Tandis que le forgeron continue sa besogne, alors qu’il va et vient de la bête à la forge et de la forge à l’enclume, saisissant les moments où la masse ne sonne pas, Cyrille parle de ceux qui sont venus enlever la ligne. Le forgeron se redresse. Ils viennent de terminer un fer et Cyrille repose le pied de Bergère. Joseph fronce un peu ses épais sourcils. Il a un visage lourd avec des lèvres épaisses. Ses yeux sont aussi noirs que le charbon de sa forge. Sa main où des milliers d’étincelles ont incrusté de minuscules étoiles noires empoigne le bras de Cyrille qu’il secoue avec amitié.

— T’es comme moi, t’as la tête dure. Seulement toi, t’es tout seul. Puis des fois, tu vas trop loin.

— Trop loin de quoi ?

Cyrille est ironique. L’autre hoche la tête.

— Tu peux rigoler, va. Y s’en foutent. Un malade qui a décidé de crever tout seul, ça les dérange pas. Ceux qui veulent ta terre peuvent attendre.

— C’est pas leur ligne qui va rien changer.

Le forgeron empoigne une longue pince qu’il fait tourner dans sa main à hauteur de visage.

— Tu vois ça. Ben si j’essaie de pas m’en servir, je me brûle la main. Et je suis foutu. Ben toi, c’est ce que tu fais.

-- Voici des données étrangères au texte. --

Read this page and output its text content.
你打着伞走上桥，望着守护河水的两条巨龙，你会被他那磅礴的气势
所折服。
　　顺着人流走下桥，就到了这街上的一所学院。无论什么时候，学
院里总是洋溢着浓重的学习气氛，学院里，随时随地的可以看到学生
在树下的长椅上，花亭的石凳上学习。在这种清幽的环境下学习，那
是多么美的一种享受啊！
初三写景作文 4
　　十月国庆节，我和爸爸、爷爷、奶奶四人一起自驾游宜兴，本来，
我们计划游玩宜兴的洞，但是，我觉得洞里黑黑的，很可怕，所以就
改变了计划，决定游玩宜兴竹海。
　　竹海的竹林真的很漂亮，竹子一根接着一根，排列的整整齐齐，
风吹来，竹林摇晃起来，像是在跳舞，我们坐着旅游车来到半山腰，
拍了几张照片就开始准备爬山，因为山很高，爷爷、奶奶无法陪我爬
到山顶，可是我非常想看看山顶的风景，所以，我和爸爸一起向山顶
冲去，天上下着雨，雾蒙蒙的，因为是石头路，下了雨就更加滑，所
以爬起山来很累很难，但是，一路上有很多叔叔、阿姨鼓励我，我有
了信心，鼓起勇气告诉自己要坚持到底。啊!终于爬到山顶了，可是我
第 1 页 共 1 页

Cyrille veut intervenir, mais l’autre élève la voix :

— Va donc demander à Hauris Langlois et à Camille Martin comment ils ont fait. Ils l’ont su avant, qu’on voulait leur enlever la ligne. Ils sont partis tous les deux au bureau de la Compagnie. Ils ont dit : Le premier qui vient replanter une maudite épinette sur une terre défrichée, on lui tire dessus. Et y sont repartis.

Cyrille s’est mis à trembler.

— L’électricité, je m’en fous. Seulement pour replanter ou brûler une grange, qu’ils y viennent. Moi aussi j’ai un fusil. Et je sais tirer.

Le forgeron a repris sa besogne. Il apporte un fer tout rouge sur l’enclume. Avant de lever sa masse, il dit encore : — Tiens, si tu veux le voir, Hauris, y va venir cet après-midi pour son attelle de tracteur…

— Tracteur mon cul, rugit Cyrille. Après midi, je serai de retour chez moi. La besogne attend pas. C’est elle qui commande.

— Tu fais comme tu veux, mais y te donnerait des conseils.

— J’ai besoin de personne pour prendre mon fusil.

Le forgeron va remettre son fer dans le foyer et revient vers Cyrille.

— Ce qu’il faut, c’est pas te mettre dans le cas de tuer un type. Faut faire peur. Faire savoir que t’es en sacre et que t’hésiteras pas à tirer.

— Je l’ai dit au type de l’électricité.

Le maréchal se met à rire.

— Alors tout le monde va le savoir. Puis moi je vais le dire à ceux qui viennent ici. Et personne aura de mal à nous croire dans un pays où tout le monde te prend pour un fou.

Il retourne chercher son fer, et il faut bien les bruits conjugués du ventilateur et des coups de marteau pour couvrir la voix de Cyrille qui s’est mis à brailler.

Bergère essaie de tourner la tête pour regarder son maître, mais elle est attachée trop court. Et comme ce sont les sabots de derrière que l’on ferre à présent, elle ne peut même pas, tandis qu’il lui tient le pied, poser son nez sur son dos pour tenter de l’apaiser un peu.